The filter expressions more or less follow the GATK hard filtering recommendations but are split to treat SNPs and indels with different thresholds within each filter expression, as well as keeping different quality tags separate to make downstream filtering easier.


Quality control and statistics

There are a number of statistics generated by snpArcher at various points of the workflow, as well as a QC workflow that is implemented after the final VCF is produced. This QC workflow produces an interactive dashboard for the user, but we have separated some of the QC out by the type/purpose, rather than separating each rule.

This bcftools query pulls the designated fields in a tab-separated format that can be easily read into R (or other software) for interrogation.
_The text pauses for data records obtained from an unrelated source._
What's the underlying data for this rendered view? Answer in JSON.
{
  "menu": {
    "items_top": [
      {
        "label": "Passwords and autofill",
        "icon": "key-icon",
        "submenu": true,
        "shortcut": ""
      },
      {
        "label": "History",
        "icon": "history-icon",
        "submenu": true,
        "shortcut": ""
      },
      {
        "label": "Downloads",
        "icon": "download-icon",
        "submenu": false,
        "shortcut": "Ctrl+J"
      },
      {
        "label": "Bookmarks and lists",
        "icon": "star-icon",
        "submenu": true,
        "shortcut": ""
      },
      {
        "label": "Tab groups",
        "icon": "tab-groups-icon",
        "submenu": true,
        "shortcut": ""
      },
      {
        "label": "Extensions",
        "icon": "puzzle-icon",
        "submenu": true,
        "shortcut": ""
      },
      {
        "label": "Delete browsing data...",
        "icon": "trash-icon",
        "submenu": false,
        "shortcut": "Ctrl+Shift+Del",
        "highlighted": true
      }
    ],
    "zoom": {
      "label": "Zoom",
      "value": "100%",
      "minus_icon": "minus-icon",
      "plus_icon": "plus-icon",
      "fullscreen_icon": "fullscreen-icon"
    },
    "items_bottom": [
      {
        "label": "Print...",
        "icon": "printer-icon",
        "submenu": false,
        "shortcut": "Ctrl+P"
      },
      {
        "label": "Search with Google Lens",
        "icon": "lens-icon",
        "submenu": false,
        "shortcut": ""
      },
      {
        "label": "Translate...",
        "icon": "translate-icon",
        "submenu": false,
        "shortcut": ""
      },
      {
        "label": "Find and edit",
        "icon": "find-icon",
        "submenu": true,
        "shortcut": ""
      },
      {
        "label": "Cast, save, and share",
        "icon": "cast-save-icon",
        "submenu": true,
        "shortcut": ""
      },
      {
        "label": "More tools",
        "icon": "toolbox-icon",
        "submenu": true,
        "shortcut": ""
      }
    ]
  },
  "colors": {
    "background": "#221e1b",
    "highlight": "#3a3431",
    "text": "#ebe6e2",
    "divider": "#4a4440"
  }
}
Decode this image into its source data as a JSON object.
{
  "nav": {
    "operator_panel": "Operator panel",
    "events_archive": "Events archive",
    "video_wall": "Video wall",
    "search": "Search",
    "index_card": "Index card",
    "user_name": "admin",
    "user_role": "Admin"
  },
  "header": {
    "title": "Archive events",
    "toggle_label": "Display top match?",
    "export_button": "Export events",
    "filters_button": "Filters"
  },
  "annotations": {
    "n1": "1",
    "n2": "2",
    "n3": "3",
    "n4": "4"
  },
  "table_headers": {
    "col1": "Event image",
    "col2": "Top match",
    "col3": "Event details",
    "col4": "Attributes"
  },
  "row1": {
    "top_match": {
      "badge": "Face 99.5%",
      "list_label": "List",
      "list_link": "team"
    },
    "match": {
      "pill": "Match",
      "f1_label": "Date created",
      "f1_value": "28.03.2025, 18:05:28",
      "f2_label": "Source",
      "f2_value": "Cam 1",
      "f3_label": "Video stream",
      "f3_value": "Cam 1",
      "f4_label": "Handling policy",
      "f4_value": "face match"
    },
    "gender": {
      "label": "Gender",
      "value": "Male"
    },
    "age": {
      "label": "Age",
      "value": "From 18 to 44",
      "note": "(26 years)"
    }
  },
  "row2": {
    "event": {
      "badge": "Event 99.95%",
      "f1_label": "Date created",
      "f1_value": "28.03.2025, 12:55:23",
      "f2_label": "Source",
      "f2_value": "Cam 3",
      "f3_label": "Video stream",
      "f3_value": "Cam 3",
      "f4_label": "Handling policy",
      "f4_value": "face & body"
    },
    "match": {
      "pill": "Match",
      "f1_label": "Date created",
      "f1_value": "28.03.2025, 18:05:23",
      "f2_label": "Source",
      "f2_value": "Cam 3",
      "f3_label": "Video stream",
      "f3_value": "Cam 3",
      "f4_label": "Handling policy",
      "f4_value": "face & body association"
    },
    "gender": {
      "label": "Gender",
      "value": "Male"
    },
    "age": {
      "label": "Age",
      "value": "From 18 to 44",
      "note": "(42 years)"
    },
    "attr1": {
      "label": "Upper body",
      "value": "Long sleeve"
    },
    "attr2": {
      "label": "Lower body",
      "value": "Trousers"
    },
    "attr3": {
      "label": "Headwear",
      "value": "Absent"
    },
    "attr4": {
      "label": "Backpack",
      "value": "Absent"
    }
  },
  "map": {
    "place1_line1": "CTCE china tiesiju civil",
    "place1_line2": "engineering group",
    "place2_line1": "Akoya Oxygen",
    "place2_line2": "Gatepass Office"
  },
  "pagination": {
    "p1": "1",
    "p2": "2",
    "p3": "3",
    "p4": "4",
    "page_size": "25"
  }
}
bcftools query -f '%CHROM\t%POS\t%ID\t%INFO/AF\t%QUAL\t%INFO/ReadPosRankSum\t%INFO/FS\t%INFO/SOR\t%INFO/MQ\t%INFO/MQRankSum\n' {input.vcf} > {output}


This set of commands will output statistics based on the VCF

vcftools --gzvcf {input.vcf} --FILTER-summary --out {output.prefix}
vcftools --gzvcf {input.vcf} --depth --out {output.prefix}
vcftools --gzvcf {input.vcf} --missing-indv --out {output.prefix}

Where
--gzvcf is the input VCF, gzipped (use --vcf if working with an uncompressed VCF)
--FILTER-summary --depth --missing-indv generates a file reporting the missingness per indivdual
`--out assigns a prefix to each output e.g., the filter summary output would be titled “prefix.FILTER.summary”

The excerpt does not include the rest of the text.